On Tue, Apr 23, 2019 at 04:48:28PM +0000, quanah@openldap.org wrote:
In testing a particular use case/setup scenario, I found that it's possible to cause a replica to slam a provider with unending requests. In this specific case, I was setting up delta-syncrepl MMR, but I believe the issue applies to standard syncrepl, and is not MMR specific. The scenario looks like this:
Initially we have a stand alone server, which no overlays in place. The configuration is done via cn=config, which allows for us to update the configuration without a server restart.
[...]
I believe the problem is that the root entry for the database contains no contextCSN. This is likely due to the fact that:
[...]
However, I think the overall behavior is undesirable. If there is no contextCSN present, it should not lead to replication clients executing a potential DoS on the provider. It also generated ~60GB of logs at loglevel stats in 1 day.
Ok, I think this is consumer's fault and limited to refreshAndPersist deltasync (with or without MMR).
Going by what I think I remember of the consumer code did: - on set up, it finds out there's no cookie to go by so it goes into refresh on the main DB - main DB responds with success but no/empty cookie - consumer starts over but again finds itself with no cookie, so it goes to step one
But the consumer is actually up to date at that point as the search suggested, so it should just go ahead and do the refreshAndPersist on accesslog as it planned to originally. And as operations hit the main DB, they will replicate accordingly, even if that were to happen after the original search and before this one[0].

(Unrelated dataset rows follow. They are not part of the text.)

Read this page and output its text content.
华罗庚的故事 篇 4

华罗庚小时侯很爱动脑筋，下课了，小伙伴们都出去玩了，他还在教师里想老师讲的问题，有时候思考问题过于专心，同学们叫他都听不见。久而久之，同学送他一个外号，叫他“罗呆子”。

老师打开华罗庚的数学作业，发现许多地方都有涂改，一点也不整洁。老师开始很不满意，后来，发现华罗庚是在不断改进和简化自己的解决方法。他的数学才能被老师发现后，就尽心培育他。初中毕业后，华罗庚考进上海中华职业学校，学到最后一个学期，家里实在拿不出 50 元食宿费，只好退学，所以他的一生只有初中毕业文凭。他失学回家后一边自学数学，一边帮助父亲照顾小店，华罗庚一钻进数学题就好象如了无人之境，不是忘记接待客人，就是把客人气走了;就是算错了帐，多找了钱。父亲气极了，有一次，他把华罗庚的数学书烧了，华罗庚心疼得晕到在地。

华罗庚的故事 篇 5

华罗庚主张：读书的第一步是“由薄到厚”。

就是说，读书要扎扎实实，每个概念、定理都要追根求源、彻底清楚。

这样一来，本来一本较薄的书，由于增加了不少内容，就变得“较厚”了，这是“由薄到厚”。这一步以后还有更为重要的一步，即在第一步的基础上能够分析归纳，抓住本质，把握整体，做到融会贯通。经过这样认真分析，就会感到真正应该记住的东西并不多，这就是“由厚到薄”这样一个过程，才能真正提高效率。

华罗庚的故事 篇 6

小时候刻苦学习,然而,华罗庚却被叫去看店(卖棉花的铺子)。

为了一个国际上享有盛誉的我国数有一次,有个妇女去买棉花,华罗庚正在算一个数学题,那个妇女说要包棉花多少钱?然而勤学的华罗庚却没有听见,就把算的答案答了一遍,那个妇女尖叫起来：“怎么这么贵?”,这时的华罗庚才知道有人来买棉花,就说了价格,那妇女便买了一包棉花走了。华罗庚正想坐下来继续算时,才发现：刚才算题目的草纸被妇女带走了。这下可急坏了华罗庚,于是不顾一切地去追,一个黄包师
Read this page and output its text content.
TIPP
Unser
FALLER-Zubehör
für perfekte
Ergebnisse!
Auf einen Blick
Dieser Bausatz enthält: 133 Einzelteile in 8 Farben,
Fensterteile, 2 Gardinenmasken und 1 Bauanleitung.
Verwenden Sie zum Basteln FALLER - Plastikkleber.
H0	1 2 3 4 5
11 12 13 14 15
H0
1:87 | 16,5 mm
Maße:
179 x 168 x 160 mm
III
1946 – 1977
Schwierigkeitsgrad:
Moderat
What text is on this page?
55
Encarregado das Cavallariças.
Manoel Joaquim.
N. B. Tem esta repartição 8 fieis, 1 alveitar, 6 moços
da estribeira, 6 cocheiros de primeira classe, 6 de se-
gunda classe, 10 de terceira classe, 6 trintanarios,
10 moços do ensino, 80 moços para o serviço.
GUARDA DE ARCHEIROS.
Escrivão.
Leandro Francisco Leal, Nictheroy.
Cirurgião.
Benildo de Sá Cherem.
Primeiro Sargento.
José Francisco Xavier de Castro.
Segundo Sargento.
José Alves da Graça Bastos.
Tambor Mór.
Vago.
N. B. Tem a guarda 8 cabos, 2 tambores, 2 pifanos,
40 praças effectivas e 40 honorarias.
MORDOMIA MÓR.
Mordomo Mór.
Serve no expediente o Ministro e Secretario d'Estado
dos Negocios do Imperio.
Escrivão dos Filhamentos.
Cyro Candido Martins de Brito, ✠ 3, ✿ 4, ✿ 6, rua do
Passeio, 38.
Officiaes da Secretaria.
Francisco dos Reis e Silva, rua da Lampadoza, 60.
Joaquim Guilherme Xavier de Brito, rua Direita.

So in that case the behaviour would be as follows: - on set up, it finds out there's no cookie to go by so it goes into refresh on the main DB - main DB responds with success but no/empty cookie - consumer starts over, remembering that its cookie (albeit empty) is valid, so sends a refreshAndPersist search on accesslog DB - that yields no traffic, but will give it the right data once anything replication-worthy happens, job done - unless the connection is actually severed (restarts, ...) before anything needs replicating, we start from step one but no overhead was incurred, we're still fine
[0]. Unless so much time has elapsed between the two searches (that happen on the same connection BTW) that some accesslog ops have already been expired. Expiration is usually configured in days, not seconds and an admin that doesn't notice a consumer going AWOL for that amount of time probably deserves that.